With local election season over--or at least on hold until Friday's petition deadline for a special supervisor election--I'm trying to revive some of my other writing habits. It's Monday, so that means Linux.
Geeks out there know that the much-promoted launch of Windows 7 coincided with the latest upgrade to the top Linux distribution, Ubuntu. With my best machine in the shop, I haven't been able to test out version 9.10 ("Karmic Koala") in my usual setting. But I've been testing out Karmic on one of my old machines that's slated to go to a family member as soon as the laptop gets back.
For the most part, no problems; the always touchy audio and flash-based video are working well. The only issues have been byproducts of my dozen windows at once work style and limited (512 meg) memory. I've done several of the top ten things to do listed here, with the exception of the snazzy visual effects. (Never been a big fan of those.)
I also seem to be selling Linux well, at least according to this piece at the well-named Terminally Incoherent. The intended user of my old machine doesn't do much: browses, web-based email, and occasionally takes a Microsoft Office file home. Firefox and Open Office can cover all those needs. Termilally Incoherent writes:
Now, I’m fairly sure my friend will continue using Windows. I didn’t “convert” him and made him into an exclusive Linux user. But he will give Ubuntu a try, and hopefully will like it becoming an OS agnostic nut bag like me. And that’s more than I could ever ask for.
We really don’t need to convert people, or try to wean them off of Windows. All we need to do is to show them the alternatives and find places in which they work well – like mini notebooks for example.

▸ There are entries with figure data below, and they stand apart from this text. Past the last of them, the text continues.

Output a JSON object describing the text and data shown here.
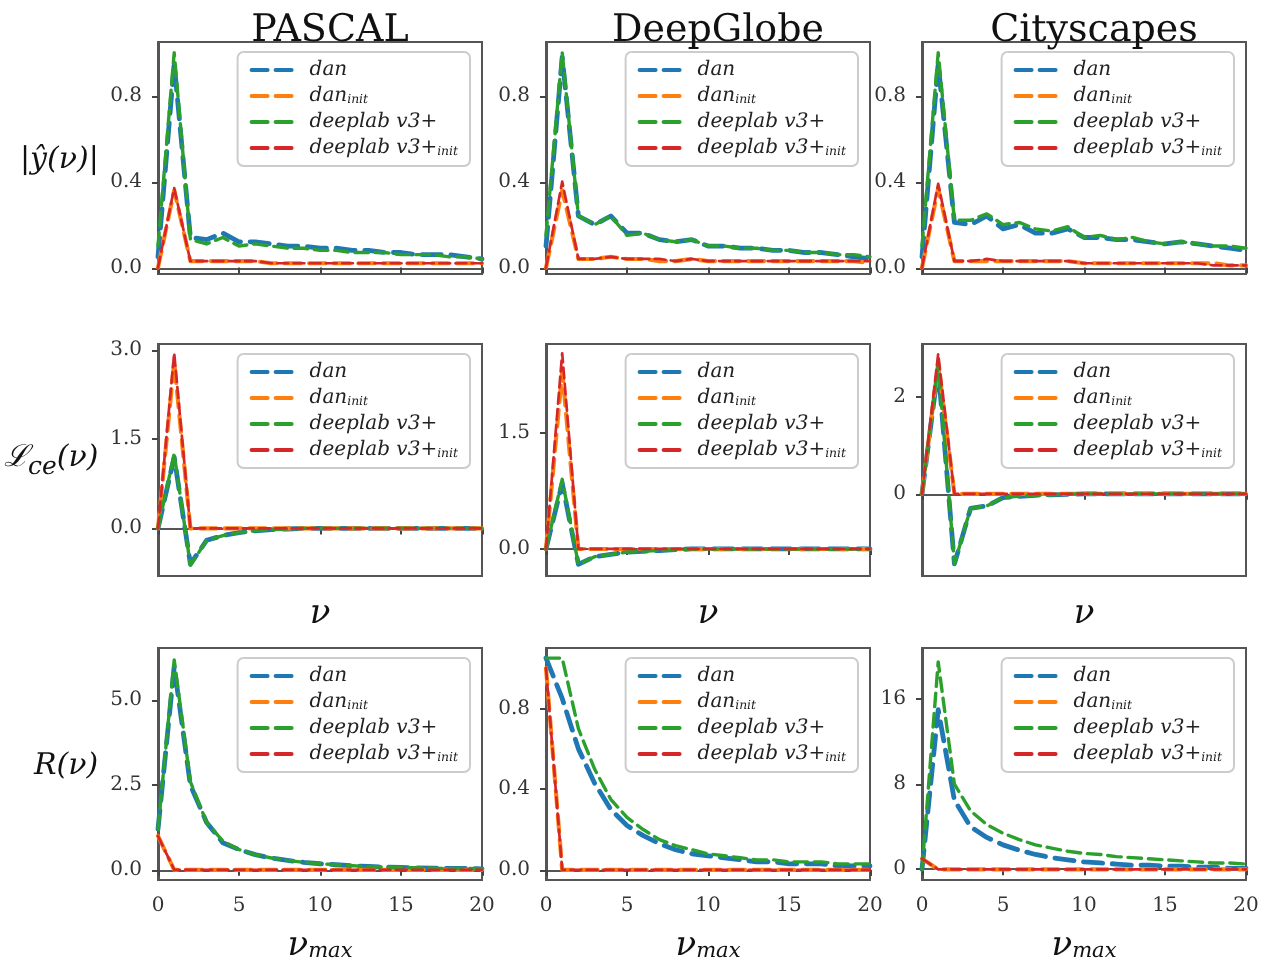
{
  "chart_data": [
    {
      "type": "line",
      "title": "PASCAL",
      "ylabel": "|ŷ(ν)|",
      "x": [
        0,
        1,
        2,
        3,
        4,
        5,
        6,
        7,
        8,
        9,
        10,
        11,
        12,
        13,
        14,
        15,
        16,
        17,
        18,
        19,
        20
      ],
      "xlim": [
        0,
        20
      ],
      "xticks": [
        0,
        5,
        10,
        15,
        20
      ],
      "ylim": [
        -0.03,
        1.05
      ],
      "yticks": [
        {
          "value": 0,
          "label": "0.0"
        },
        {
          "value": 0.4,
          "label": "0.4"
        },
        {
          "value": 0.8,
          "label": "0.8"
        }
      ],
      "tick_labels": "y",
      "legend": "top right",
      "line_style": "dashed",
      "series": [
        {
          "name": "dan",
          "color": "#1f77b4",
          "values": [
            0.05,
            0.95,
            0.14,
            0.13,
            0.16,
            0.12,
            0.12,
            0.11,
            0.1,
            0.1,
            0.09,
            0.09,
            0.08,
            0.08,
            0.07,
            0.07,
            0.06,
            0.06,
            0.06,
            0.05,
            0.04
          ]
        },
        {
          "name": "dan$_{init}$",
          "color": "#ff7f0e",
          "values": [
            0,
            0.36,
            0.03,
            0.03,
            0.03,
            0.03,
            0.03,
            0.02,
            0.02,
            0.02,
            0.02,
            0.02,
            0.02,
            0.02,
            0.02,
            0.02,
            0.02,
            0.02,
            0.02,
            0.02,
            0.02
          ]
        },
        {
          "name": "deeplab v3+",
          "color": "#2ca02c",
          "values": [
            0.1,
            1.0,
            0.13,
            0.11,
            0.14,
            0.1,
            0.11,
            0.1,
            0.09,
            0.09,
            0.08,
            0.08,
            0.07,
            0.07,
            0.07,
            0.06,
            0.06,
            0.06,
            0.05,
            0.05,
            0.04
          ]
        },
        {
          "name": "deeplab v3+$_{init}$",
          "color": "#d62728",
          "values": [
            0,
            0.37,
            0.03,
            0.03,
            0.03,
            0.03,
            0.03,
            0.02,
            0.02,
            0.02,
            0.02,
            0.02,
            0.02,
            0.02,
            0.02,
            0.02,
            0.02,
            0.02,
            0.02,
            0.02,
            0.02
          ]
        }
      ]
    },
    {
      "type": "line",
      "title": "DeepGlobe",
      "x": [
        0,
        1,
        2,
        3,
        4,
        5,
        6,
        7,
        8,
        9,
        10,
        11,
        12,
        13,
        14,
        15,
        16,
        17,
        18,
        19,
        20
      ],
      "xlim": [
        0,
        20
      ],
      "xticks": [
        0,
        5,
        10,
        15,
        20
      ],
      "ylim": [
        -0.03,
        1.05
      ],
      "yticks": [
        {
          "value": 0,
          "label": "0.0"
        },
        {
          "value": 0.4,
          "label": "0.4"
        },
        {
          "value": 0.8,
          "label": "0.8"
        }
      ],
      "tick_labels": "y",
      "legend": "top right",
      "line_style": "dashed",
      "series": [
        {
          "name": "dan",
          "color": "#1f77b4",
          "values": [
            0.1,
            0.98,
            0.24,
            0.2,
            0.24,
            0.16,
            0.16,
            0.13,
            0.12,
            0.13,
            0.1,
            0.1,
            0.09,
            0.09,
            0.08,
            0.08,
            0.07,
            0.07,
            0.06,
            0.05,
            0.04
          ]
        },
        {
          "name": "dan$_{init}$",
          "color": "#ff7f0e",
          "values": [
            0,
            0.36,
            0.04,
            0.04,
            0.05,
            0.04,
            0.04,
            0.03,
            0.03,
            0.04,
            0.03,
            0.03,
            0.03,
            0.03,
            0.03,
            0.03,
            0.03,
            0.03,
            0.03,
            0.03,
            0.02
          ]
        },
        {
          "name": "deeplab v3+",
          "color": "#2ca02c",
          "values": [
            0.15,
            1.0,
            0.24,
            0.2,
            0.24,
            0.15,
            0.16,
            0.13,
            0.12,
            0.13,
            0.1,
            0.1,
            0.09,
            0.09,
            0.08,
            0.08,
            0.07,
            0.07,
            0.06,
            0.06,
            0.05
          ]
        },
        {
          "name": "deeplab v3+$_{init}$",
          "color": "#d62728",
          "values": [
            0,
            0.4,
            0.04,
            0.04,
            0.05,
            0.04,
            0.04,
            0.04,
            0.03,
            0.04,
            0.03,
            0.03,
            0.03,
            0.03,
            0.03,
            0.03,
            0.03,
            0.03,
            0.03,
            0.03,
            0.03
          ]
        }
      ]
    },
    {
      "type": "line",
      "title": "Cityscapes",
      "x": [
        0,
        1,
        2,
        3,
        4,
        5,
        6,
        7,
        8,
        9,
        10,
        11,
        12,
        13,
        14,
        15,
        16,
        17,
        18,
        19,
        20
      ],
      "xlim": [
        0,
        20
      ],
      "xticks": [
        0,
        5,
        10,
        15,
        20
      ],
      "ylim": [
        -0.03,
        1.05
      ],
      "yticks": [
        {
          "value": 0,
          "label": "0.0"
        },
        {
          "value": 0.4,
          "label": "0.4"
        },
        {
          "value": 0.8,
          "label": "0.8"
        }
      ],
      "tick_labels": "y",
      "legend": "top right",
      "line_style": "dashed",
      "series": [
        {
          "name": "dan",
          "color": "#1f77b4",
          "values": [
            0.05,
            0.95,
            0.21,
            0.2,
            0.24,
            0.18,
            0.2,
            0.16,
            0.16,
            0.18,
            0.14,
            0.14,
            0.13,
            0.13,
            0.12,
            0.11,
            0.12,
            0.11,
            0.1,
            0.09,
            0.08
          ]
        },
        {
          "name": "dan$_{init}$",
          "color": "#ff7f0e",
          "values": [
            0,
            0.37,
            0.03,
            0.03,
            0.03,
            0.03,
            0.03,
            0.03,
            0.03,
            0.03,
            0.02,
            0.02,
            0.02,
            0.02,
            0.02,
            0.02,
            0.02,
            0.02,
            0.02,
            0.01,
            0.01
          ]
        },
        {
          "name": "deeplab v3+",
          "color": "#2ca02c",
          "values": [
            0.1,
            1.0,
            0.22,
            0.22,
            0.25,
            0.2,
            0.21,
            0.18,
            0.17,
            0.19,
            0.14,
            0.15,
            0.13,
            0.14,
            0.12,
            0.11,
            0.12,
            0.11,
            0.1,
            0.1,
            0.09
          ]
        },
        {
          "name": "deeplab v3+$_{init}$",
          "color": "#d62728",
          "values": [
            0,
            0.39,
            0.03,
            0.03,
            0.04,
            0.03,
            0.03,
            0.03,
            0.03,
            0.03,
            0.02,
            0.02,
            0.02,
            0.02,
            0.02,
            0.02,
            0.02,
            0.02,
            0.01,
            0.01,
            0.01
          ]
        }
      ]
    },
    {
      "type": "line",
      "xlabel": "ν",
      "ylabel": "ℒ$_{ce}$(ν)",
      "x": [
        0,
        1,
        2,
        3,
        4,
        5,
        6,
        7,
        8,
        9,
        10,
        11,
        12,
        13,
        14,
        15,
        16,
        17,
        18,
        19,
        20
      ],
      "xlim": [
        0,
        20
      ],
      "xticks": [
        0,
        5,
        10,
        15,
        20
      ],
      "ylim": [
        -0.8,
        3.1
      ],
      "yticks": [
        {
          "value": 0,
          "label": "0.0"
        },
        {
          "value": 1.5,
          "label": "1.5"
        },
        {
          "value": 3,
          "label": "3.0"
        }
      ],
      "tick_labels": "y",
      "legend": "top right",
      "line_style": "dashed",
      "series": [
        {
          "name": "dan",
          "color": "#1f77b4",
          "values": [
            0,
            1.2,
            -0.6,
            -0.2,
            -0.12,
            -0.07,
            -0.04,
            -0.02,
            -0.01,
            0,
            0,
            0,
            0,
            0,
            0,
            0,
            0,
            0,
            0,
            0,
            0
          ]
        },
        {
          "name": "dan$_{init}$",
          "color": "#ff7f0e",
          "values": [
            0,
            2.8,
            0,
            0,
            0,
            0,
            0,
            0,
            0,
            0,
            0,
            0,
            0,
            0,
            0,
            0,
            0,
            0,
            0,
            0,
            0
          ]
        },
        {
          "name": "deeplab v3+",
          "color": "#2ca02c",
          "values": [
            0,
            1.25,
            -0.62,
            -0.2,
            -0.12,
            -0.07,
            -0.04,
            -0.02,
            -0.01,
            0,
            0,
            0,
            0,
            0,
            0,
            0,
            0,
            0,
            0,
            0,
            0
          ]
        },
        {
          "name": "deeplab v3+$_{init}$",
          "color": "#d62728",
          "values": [
            0,
            2.95,
            0,
            0,
            0,
            0,
            0,
            0,
            0,
            0,
            0,
            0,
            0,
            0,
            0,
            0,
            0,
            0,
            0,
            0,
            0
          ]
        }
      ]
    },
    {
      "type": "line",
      "xlabel": "ν",
      "x": [
        0,
        1,
        2,
        3,
        4,
        5,
        6,
        7,
        8,
        9,
        10,
        11,
        12,
        13,
        14,
        15,
        16,
        17,
        18,
        19,
        20
      ],
      "xlim": [
        0,
        20
      ],
      "xticks": [
        0,
        5,
        10,
        15,
        20
      ],
      "ylim": [
        -0.35,
        2.65
      ],
      "yticks": [
        {
          "value": 0,
          "label": "0.0"
        },
        {
          "value": 1.5,
          "label": "1.5"
        }
      ],
      "tick_labels": "y",
      "legend": "top right",
      "line_style": "dashed",
      "series": [
        {
          "name": "dan",
          "color": "#1f77b4",
          "values": [
            0,
            0.85,
            -0.2,
            -0.1,
            -0.07,
            -0.04,
            -0.03,
            -0.02,
            -0.01,
            0,
            0,
            0,
            0,
            0,
            0,
            0,
            0,
            0,
            0,
            0,
            0
          ]
        },
        {
          "name": "dan$_{init}$",
          "color": "#ff7f0e",
          "values": [
            0,
            2.3,
            0,
            0,
            0,
            0,
            0,
            0,
            0,
            0,
            0,
            0,
            0,
            0,
            0,
            0,
            0,
            0,
            0,
            0,
            0
          ]
        },
        {
          "name": "deeplab v3+",
          "color": "#2ca02c",
          "values": [
            0,
            0.9,
            -0.2,
            -0.1,
            -0.07,
            -0.04,
            -0.03,
            -0.02,
            -0.01,
            0,
            0,
            0,
            0,
            0,
            0,
            0,
            0,
            0,
            0,
            0,
            0
          ]
        },
        {
          "name": "deeplab v3+$_{init}$",
          "color": "#d62728",
          "values": [
            0,
            2.53,
            0,
            0,
            0,
            0,
            0,
            0,
            0,
            0,
            0,
            0,
            0,
            0,
            0,
            0,
            0,
            0,
            0,
            0,
            0
          ]
        }
      ]
    },
    {
      "type": "line",
      "xlabel": "ν",
      "x": [
        0,
        1,
        2,
        3,
        4,
        5,
        6,
        7,
        8,
        9,
        10,
        11,
        12,
        13,
        14,
        15,
        16,
        17,
        18,
        19,
        20
      ],
      "xlim": [
        0,
        20
      ],
      "xticks": [
        0,
        5,
        10,
        15,
        20
      ],
      "ylim": [
        -1.7,
        3.1
      ],
      "yticks": [
        0,
        2
      ],
      "tick_labels": "y",
      "legend": "top right",
      "line_style": "dashed",
      "series": [
        {
          "name": "dan",
          "color": "#1f77b4",
          "values": [
            0,
            2.6,
            -1.45,
            -0.3,
            -0.25,
            -0.08,
            -0.05,
            -0.03,
            -0.02,
            -0.01,
            0,
            0,
            0,
            0,
            0,
            0,
            0,
            0,
            0,
            0,
            0
          ]
        },
        {
          "name": "dan$_{init}$",
          "color": "#ff7f0e",
          "values": [
            0,
            2.7,
            0,
            0,
            0,
            0,
            0,
            0,
            0,
            0,
            0,
            0,
            0,
            0,
            0,
            0,
            0,
            0,
            0,
            0,
            0
          ]
        },
        {
          "name": "deeplab v3+",
          "color": "#2ca02c",
          "values": [
            0,
            2.7,
            -1.45,
            -0.3,
            -0.25,
            -0.08,
            -0.05,
            -0.03,
            -0.02,
            -0.01,
            0,
            0,
            0,
            0,
            0,
            0,
            0,
            0,
            0,
            0,
            0
          ]
        },
        {
          "name": "deeplab v3+$_{init}$",
          "color": "#d62728",
          "values": [
            0,
            2.9,
            0,
            0,
            0,
            0,
            0,
            0,
            0,
            0,
            0,
            0,
            0,
            0,
            0,
            0,
            0,
            0,
            0,
            0,
            0
          ]
        }
      ]
    },
    {
      "type": "line",
      "xlabel": "ν$_{max}$",
      "ylabel": "R(ν)",
      "x": [
        0,
        1,
        2,
        3,
        4,
        5,
        6,
        7,
        8,
        9,
        10,
        11,
        12,
        13,
        14,
        15,
        16,
        17,
        18,
        19,
        20
      ],
      "xlim": [
        0,
        20
      ],
      "xticks": [
        0,
        5,
        10,
        15,
        20
      ],
      "ylim": [
        -0.3,
        6.55
      ],
      "yticks": [
        {
          "value": 0,
          "label": "0.0"
        },
        {
          "value": 2.5,
          "label": "2.5"
        },
        {
          "value": 5,
          "label": "5.0"
        }
      ],
      "legend": "top right",
      "line_style": "dashed",
      "series": [
        {
          "name": "dan",
          "color": "#1f77b4",
          "values": [
            1.2,
            6.0,
            2.5,
            1.4,
            0.8,
            0.6,
            0.45,
            0.35,
            0.28,
            0.22,
            0.18,
            0.15,
            0.12,
            0.1,
            0.08,
            0.07,
            0.06,
            0.05,
            0.04,
            0.04,
            0.03
          ]
        },
        {
          "name": "dan$_{init}$",
          "color": "#ff7f0e",
          "values": [
            1.0,
            0,
            0,
            0,
            0,
            0,
            0,
            0,
            0,
            0,
            0,
            0,
            0,
            0,
            0,
            0,
            0,
            0,
            0,
            0,
            0
          ]
        },
        {
          "name": "deeplab v3+",
          "color": "#2ca02c",
          "values": [
            1.2,
            6.2,
            2.6,
            1.4,
            0.85,
            0.6,
            0.45,
            0.35,
            0.28,
            0.22,
            0.18,
            0.15,
            0.12,
            0.1,
            0.08,
            0.07,
            0.06,
            0.05,
            0.04,
            0.04,
            0.03
          ]
        },
        {
          "name": "deeplab v3+$_{init}$",
          "color": "#d62728",
          "values": [
            1.0,
            0,
            0,
            0,
            0,
            0,
            0,
            0,
            0,
            0,
            0,
            0,
            0,
            0,
            0,
            0,
            0,
            0,
            0,
            0,
            0
          ]
        }
      ]
    },
    {
      "type": "line",
      "xlabel": "ν$_{max}$",
      "x": [
        0,
        1,
        2,
        3,
        4,
        5,
        6,
        7,
        8,
        9,
        10,
        11,
        12,
        13,
        14,
        15,
        16,
        17,
        18,
        19,
        20
      ],
      "xlim": [
        0,
        20
      ],
      "xticks": [
        0,
        5,
        10,
        15,
        20
      ],
      "ylim": [
        -0.05,
        1.1
      ],
      "yticks": [
        {
          "value": 0,
          "label": "0.0"
        },
        {
          "value": 0.4,
          "label": "0.4"
        },
        {
          "value": 0.8,
          "label": "0.8"
        }
      ],
      "legend": "top right",
      "line_style": "dashed",
      "series": [
        {
          "name": "dan",
          "color": "#1f77b4",
          "values": [
            1.05,
            0.85,
            0.6,
            0.43,
            0.3,
            0.22,
            0.17,
            0.13,
            0.1,
            0.08,
            0.07,
            0.06,
            0.05,
            0.04,
            0.04,
            0.03,
            0.03,
            0.03,
            0.02,
            0.02,
            0.02
          ]
        },
        {
          "name": "dan$_{init}$",
          "color": "#ff7f0e",
          "values": [
            1.0,
            0,
            0,
            0,
            0,
            0,
            0,
            0,
            0,
            0,
            0,
            0,
            0,
            0,
            0,
            0,
            0,
            0,
            0,
            0,
            0
          ]
        },
        {
          "name": "deeplab v3+",
          "color": "#2ca02c",
          "values": [
            1.05,
            1.05,
            0.7,
            0.5,
            0.35,
            0.26,
            0.2,
            0.15,
            0.12,
            0.1,
            0.08,
            0.07,
            0.06,
            0.05,
            0.05,
            0.04,
            0.04,
            0.04,
            0.03,
            0.03,
            0.03
          ]
        },
        {
          "name": "deeplab v3+$_{init}$",
          "color": "#d62728",
          "values": [
            1.0,
            0,
            0,
            0,
            0,
            0,
            0,
            0,
            0,
            0,
            0,
            0,
            0,
            0,
            0,
            0,
            0,
            0,
            0,
            0,
            0
          ]
        }
      ]
    },
    {
      "type": "line",
      "xlabel": "ν$_{max}$",
      "x": [
        0,
        1,
        2,
        3,
        4,
        5,
        6,
        7,
        8,
        9,
        10,
        11,
        12,
        13,
        14,
        15,
        16,
        17,
        18,
        19,
        20
      ],
      "xlim": [
        0,
        20
      ],
      "xticks": [
        0,
        5,
        10,
        15,
        20
      ],
      "ylim": [
        -1,
        20.8
      ],
      "yticks": [
        0,
        8,
        16
      ],
      "legend": "top right",
      "line_style": "dashed",
      "series": [
        {
          "name": "dan",
          "color": "#1f77b4",
          "values": [
            0,
            15,
            6.5,
            4,
            3,
            2.3,
            1.8,
            1.4,
            1.1,
            0.9,
            0.7,
            0.6,
            0.5,
            0.4,
            0.4,
            0.3,
            0.3,
            0.2,
            0.2,
            0.1,
            0.1
          ]
        },
        {
          "name": "dan$_{init}$",
          "color": "#ff7f0e",
          "values": [
            1.0,
            0,
            0,
            0,
            0,
            0,
            0,
            0,
            0,
            0,
            0,
            0,
            0,
            0,
            0,
            0,
            0,
            0,
            0,
            0,
            0
          ]
        },
        {
          "name": "deeplab v3+",
          "color": "#2ca02c",
          "values": [
            0,
            19.5,
            8,
            5.5,
            4.2,
            3.4,
            2.8,
            2.3,
            2.0,
            1.7,
            1.5,
            1.4,
            1.2,
            1.1,
            1.0,
            0.9,
            0.8,
            0.7,
            0.6,
            0.6,
            0.5
          ]
        },
        {
          "name": "deeplab v3+$_{init}$",
          "color": "#d62728",
          "values": [
            1.0,
            0,
            0,
            0,
            0,
            0,
            0,
            0,
            0,
            0,
            0,
            0,
            0,
            0,
            0,
            0,
            0,
            0,
            0,
            0,
            0
          ]
        }
      ]
    }
  ]
}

As for those netbooks, my occasional bored forays into big box retailers find Linux netbooks less available to the non-techie masses than they were say 18 months ago. But this article says Microsoft is lowballing the Linux market share:
The study shows that 32 percent (about 11 million netbooks) of this year's netbook shipments will be used with a Linux-based operating system. Since Apple has yet to release a netbook, the remaining 68 percent belongs to Microsoft Windows, projects ABI.
As Lai points out, despite the two to one edge for Windows, this is a far cry from the 96 percent advantage Microsoft claimed to have enjoyed in April.
While I'm MS-bashing, here's a nice understandable article on why Windows security is lousy:
Desktop Windows stands firmly on a foundation as a stand-alone PC operating system. It was never, ever meant to work in a networked world. So, security holes that existed back in the day of Windows for Workgroups, 1991, are still with us today in 2009 and Windows 7.
How many people, in two thousand freakin nine, are using PCs in a stand-alone, non-networked environment. Heck, since the entire netbook market is based on the concept that a computer is just a device that you use to connect, why would you even look at a Windows netbook?